Happy Monday. I hope you and yours enjoyed a wonderful Christmas Day. Next stop: New Year’s Eve and a well-deserved farewell to 2020.
I bought each of my children a 5″ tall wooden letter depicting the first letter of their first name for Christmas. On each letter, I wrote by hand this quote:
Freedom is never more than one generation away from extinction. We didn’t pass it to our children in the bloodstream. It must be fought for, protected, and handed on for them to do the same, or one day we will spend our sunset years telling our children and our children’s children what it was once like in the United States where men were free.
— Ronald Wilson Reagan (1911-2004)
40th President of the United States, 1981 – 1989
I want them each to look at that letter, standing for their name, with that quote on it, and have them make a mental connection every time they see it. “Freedom must be fought for — I must fight for freedom. I must protect freedom. I must consciously pass it along to the next generation.”
The United States of America is the most powerful nation ever in the history of the world. We boast one of the wealthiest nations ever. We are one of the most free people who have ever had the experience of freedom. And it all comes from the idea that we are, by Nature and Nature’s God, born free. We arrive in life already possessing freedom as a natural right.
But as in many things, success and wealth and a history of peace and stability can lull us into a false sense of security. “We’re a Republic,” we think. “Our Founders were brilliant. They left us a country that sits between two oceans, invulnerable to attack. We the People are in charge.”
Are we? I’ll tell you what I think about us “being in charge.” I think we’re coasting on the fumes of empty principles. We know what those principles are and those principles have gotten us 244 years of a unique experiment in the annals of world history. But principles don’t simply run in perpetuity without maintenance, just like a gas engine doesn’t run forever without fuel. Eventually there are only fumes.
what country before ever existed a century & half without a rebellion? & what country can preserve it’s liberties if their rulers are not warned from time to time that their people preserve the spirit of resistance? let them take arms. the remedy is to set them right as to facts, pardon & pacify them. what signify a few lives lost in a century or two? the tree of liberty must be refreshed from time to time with the blood of patriots & tyrants. it is it’s natural manure.
— Thomas Jefferson (1743 -1826), Letter to William Smith
3rd President of the United States, 1801 – 1809
I’m afraid that we’re approaching one of those moments in our history when the “tree of liberty must be refreshed … with the blood of patriots & tyrants.” Each of us will have to determine whether we are willing to fight for our liberty; for the liberty of our children and our children’s children.
Let me be blunt: you have to decide. And you have to decide now what you are—and what you are not—willing to do. Where do you start?

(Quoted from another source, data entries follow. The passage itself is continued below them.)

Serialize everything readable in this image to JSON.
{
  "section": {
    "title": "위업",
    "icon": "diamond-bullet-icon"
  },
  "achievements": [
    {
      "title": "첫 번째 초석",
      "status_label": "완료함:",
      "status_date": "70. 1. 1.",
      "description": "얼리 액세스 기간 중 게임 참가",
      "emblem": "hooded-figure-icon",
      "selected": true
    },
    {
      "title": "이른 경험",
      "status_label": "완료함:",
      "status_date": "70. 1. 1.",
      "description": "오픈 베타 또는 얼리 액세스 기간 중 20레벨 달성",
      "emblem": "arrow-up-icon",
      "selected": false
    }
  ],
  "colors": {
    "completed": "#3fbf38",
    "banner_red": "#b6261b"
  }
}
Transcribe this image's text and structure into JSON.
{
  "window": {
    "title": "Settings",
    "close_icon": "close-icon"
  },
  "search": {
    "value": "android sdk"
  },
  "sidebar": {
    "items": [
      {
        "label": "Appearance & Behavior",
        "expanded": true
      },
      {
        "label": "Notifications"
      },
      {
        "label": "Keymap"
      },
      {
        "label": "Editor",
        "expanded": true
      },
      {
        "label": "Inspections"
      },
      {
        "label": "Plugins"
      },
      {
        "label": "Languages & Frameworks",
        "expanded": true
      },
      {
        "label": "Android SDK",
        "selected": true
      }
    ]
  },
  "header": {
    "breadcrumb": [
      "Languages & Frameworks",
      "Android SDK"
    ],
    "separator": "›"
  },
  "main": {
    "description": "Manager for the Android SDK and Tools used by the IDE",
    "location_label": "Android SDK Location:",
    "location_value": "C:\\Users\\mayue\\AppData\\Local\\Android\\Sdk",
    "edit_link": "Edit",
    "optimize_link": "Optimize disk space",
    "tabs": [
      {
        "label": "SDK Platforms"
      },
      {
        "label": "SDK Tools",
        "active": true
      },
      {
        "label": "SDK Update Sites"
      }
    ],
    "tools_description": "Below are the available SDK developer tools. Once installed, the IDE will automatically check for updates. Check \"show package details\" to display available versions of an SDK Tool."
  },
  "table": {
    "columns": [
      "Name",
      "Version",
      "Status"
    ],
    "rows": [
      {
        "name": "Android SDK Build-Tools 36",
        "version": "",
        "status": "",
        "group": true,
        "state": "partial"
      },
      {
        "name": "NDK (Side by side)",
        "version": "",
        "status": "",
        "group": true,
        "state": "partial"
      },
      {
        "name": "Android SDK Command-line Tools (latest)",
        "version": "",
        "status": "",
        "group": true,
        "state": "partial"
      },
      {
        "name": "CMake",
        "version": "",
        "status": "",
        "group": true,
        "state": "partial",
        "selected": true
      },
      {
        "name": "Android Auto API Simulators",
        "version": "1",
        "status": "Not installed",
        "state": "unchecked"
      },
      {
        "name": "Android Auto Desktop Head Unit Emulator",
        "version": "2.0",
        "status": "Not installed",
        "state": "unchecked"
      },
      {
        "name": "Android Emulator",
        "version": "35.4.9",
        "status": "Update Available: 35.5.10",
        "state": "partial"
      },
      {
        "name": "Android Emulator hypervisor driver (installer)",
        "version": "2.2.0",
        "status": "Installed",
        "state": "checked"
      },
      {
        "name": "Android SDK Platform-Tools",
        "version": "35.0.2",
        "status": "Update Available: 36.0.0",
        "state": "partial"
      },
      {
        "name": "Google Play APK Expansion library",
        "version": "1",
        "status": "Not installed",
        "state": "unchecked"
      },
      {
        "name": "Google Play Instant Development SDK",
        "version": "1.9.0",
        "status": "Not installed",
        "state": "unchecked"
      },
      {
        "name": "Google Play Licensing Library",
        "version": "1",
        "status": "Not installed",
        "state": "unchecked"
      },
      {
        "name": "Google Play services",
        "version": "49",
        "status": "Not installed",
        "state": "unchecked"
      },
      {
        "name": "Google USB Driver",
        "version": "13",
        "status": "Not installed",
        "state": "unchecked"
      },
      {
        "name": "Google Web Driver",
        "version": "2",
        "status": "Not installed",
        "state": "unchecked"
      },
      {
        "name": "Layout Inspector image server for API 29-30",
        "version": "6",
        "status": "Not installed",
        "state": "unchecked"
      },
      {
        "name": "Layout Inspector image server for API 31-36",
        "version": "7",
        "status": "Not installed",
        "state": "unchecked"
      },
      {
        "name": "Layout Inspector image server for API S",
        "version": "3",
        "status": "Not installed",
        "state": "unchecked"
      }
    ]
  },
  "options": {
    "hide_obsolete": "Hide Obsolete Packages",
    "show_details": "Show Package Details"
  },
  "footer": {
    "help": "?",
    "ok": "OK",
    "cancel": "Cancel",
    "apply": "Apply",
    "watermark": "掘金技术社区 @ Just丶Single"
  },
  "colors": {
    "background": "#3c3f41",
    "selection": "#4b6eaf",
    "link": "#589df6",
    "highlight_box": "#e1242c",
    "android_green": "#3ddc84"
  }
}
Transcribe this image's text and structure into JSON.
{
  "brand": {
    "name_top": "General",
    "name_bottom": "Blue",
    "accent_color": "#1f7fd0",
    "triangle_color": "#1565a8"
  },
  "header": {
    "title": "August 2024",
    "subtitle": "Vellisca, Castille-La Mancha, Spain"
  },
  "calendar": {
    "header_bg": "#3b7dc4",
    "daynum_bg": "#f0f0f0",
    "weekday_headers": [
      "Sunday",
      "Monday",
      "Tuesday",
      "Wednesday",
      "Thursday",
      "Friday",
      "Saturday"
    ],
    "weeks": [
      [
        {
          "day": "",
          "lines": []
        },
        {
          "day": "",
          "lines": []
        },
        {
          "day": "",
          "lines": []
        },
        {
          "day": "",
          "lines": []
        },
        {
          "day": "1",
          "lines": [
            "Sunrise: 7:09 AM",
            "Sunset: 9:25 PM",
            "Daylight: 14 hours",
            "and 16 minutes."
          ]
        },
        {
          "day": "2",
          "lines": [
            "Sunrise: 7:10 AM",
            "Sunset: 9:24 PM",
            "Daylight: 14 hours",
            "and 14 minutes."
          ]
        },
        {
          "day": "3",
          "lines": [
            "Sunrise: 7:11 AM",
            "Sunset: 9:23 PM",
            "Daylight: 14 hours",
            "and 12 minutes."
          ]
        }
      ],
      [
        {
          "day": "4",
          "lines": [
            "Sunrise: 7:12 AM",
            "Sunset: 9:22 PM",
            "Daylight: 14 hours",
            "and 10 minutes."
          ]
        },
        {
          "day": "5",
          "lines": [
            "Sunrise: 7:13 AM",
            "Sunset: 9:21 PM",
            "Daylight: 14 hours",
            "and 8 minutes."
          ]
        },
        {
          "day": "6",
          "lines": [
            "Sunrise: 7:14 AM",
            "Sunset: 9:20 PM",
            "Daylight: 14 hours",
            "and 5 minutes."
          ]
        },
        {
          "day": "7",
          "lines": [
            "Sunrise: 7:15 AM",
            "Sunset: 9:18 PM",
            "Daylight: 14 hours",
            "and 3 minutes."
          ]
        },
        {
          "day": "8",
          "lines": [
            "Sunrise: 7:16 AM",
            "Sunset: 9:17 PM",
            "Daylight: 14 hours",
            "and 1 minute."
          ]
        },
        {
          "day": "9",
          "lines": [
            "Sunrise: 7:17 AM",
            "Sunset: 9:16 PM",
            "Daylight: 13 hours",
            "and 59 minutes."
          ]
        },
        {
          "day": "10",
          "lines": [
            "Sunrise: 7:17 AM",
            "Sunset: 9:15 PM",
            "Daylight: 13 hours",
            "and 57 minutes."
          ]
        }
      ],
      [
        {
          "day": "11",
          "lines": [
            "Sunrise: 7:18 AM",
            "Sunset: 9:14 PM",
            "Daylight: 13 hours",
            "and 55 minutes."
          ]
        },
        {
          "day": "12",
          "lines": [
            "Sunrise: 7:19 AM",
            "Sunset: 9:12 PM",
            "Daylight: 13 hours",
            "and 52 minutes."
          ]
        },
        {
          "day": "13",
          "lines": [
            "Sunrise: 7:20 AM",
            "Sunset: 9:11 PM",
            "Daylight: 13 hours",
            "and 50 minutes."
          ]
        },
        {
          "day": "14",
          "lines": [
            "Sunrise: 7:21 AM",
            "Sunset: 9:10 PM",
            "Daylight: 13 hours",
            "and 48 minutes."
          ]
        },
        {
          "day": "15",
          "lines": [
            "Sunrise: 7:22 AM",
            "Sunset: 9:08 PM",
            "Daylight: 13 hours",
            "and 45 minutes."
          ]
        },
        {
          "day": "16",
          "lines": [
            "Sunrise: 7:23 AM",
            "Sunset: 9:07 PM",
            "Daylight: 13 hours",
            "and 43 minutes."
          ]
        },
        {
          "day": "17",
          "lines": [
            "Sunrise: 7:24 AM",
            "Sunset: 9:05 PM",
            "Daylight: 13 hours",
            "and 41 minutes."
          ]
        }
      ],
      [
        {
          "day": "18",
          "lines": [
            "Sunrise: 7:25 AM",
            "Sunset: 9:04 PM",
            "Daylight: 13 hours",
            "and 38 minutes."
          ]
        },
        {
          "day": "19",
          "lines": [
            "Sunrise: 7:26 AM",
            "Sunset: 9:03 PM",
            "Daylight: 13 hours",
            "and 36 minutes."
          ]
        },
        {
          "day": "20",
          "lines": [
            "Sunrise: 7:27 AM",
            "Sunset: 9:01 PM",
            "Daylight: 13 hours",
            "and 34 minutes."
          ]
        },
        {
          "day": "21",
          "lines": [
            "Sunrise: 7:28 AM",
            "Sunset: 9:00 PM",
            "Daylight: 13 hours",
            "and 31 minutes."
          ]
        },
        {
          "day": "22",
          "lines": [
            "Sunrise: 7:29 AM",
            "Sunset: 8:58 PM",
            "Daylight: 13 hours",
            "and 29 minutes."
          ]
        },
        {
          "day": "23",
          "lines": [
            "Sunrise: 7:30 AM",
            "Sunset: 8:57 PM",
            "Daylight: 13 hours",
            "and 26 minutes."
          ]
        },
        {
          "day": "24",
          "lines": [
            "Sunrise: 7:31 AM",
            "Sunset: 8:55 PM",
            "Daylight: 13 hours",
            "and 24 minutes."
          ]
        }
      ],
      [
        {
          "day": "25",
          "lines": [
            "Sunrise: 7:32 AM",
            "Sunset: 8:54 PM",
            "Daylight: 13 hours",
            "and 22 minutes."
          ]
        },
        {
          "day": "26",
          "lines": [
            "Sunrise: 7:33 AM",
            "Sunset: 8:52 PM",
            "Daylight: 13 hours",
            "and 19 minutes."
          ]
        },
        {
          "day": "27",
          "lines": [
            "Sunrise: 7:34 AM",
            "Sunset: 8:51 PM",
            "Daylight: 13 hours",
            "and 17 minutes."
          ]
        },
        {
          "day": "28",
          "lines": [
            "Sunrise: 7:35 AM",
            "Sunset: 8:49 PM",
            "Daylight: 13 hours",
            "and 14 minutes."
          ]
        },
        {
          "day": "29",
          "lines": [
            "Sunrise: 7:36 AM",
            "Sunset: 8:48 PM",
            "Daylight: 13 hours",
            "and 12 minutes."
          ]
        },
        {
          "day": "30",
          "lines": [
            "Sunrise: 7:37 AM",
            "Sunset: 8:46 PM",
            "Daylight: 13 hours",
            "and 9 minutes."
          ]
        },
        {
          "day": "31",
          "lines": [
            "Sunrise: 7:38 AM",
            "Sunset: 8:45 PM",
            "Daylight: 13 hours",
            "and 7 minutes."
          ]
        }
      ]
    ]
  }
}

If you’re a believer, you need to start with prayer. Sincerely seek out God’s will for you concerning the political situation in the U.S. You may want to consider how Christians in the colonies justified going to war with Britain. You must also ask yourself what God allows for when confronting evil.
Next, Christian or not, ask yourself questions like these:
- Do I believe that I am born with natural rights, including the right Life, Liberty and the Pursuit of Happiness?
- Am I free to practice my faith in public and in private without being censored or otherwise punished for my beliefs?
- Am I free to speak my mind in public and in private without being censored or otherwise punished for my speech?
- Am I more free or less free than my American ancestors?
- Do those who currently have or will have political or financial power seem more likely to enlarge my freedoms or to limit my freedoms?
- What can I do to help preserve my freedom and the freedom of my fellow Americans?
- Is my freedom and the freedom of my family and my neighbors worth fighting for?
- Am I willing to take up arms to defend my freedom or to remove from power those who would take my freedom from me?
- How will I know when government and civil power have gone too far in suppressing or otherwise imposing restrictions on my freedoms guaranteed in the Declaration of Independence and the U.S. Constitution?
We take our freedoms for granted at our peril. It is clear that we are a sharply divided people and that our politicians, with few exceptions, are more like an oligarchy than a representative government. The “free” press suppresses truth and conspires with our elected officials in spreading lies. Even private companies have become part of the “ruling class,” telling us what we can and cannot share, what we can and cannot say, what we can and cannot sell, what we must or must not do.
This is the second time this month I’ve written on a similar theme. Throw off the complacency, friends. Don’t wait for Trump to save you. Even if he somehow manages to return to the White House, it’s only for four years. We are in the midst of a struggle for our national future and right now we’re on our back with a knee on our chest, one arm pinned under us and a knife at our throat.
If that’s not enough to create some urgency, I don’t know what is.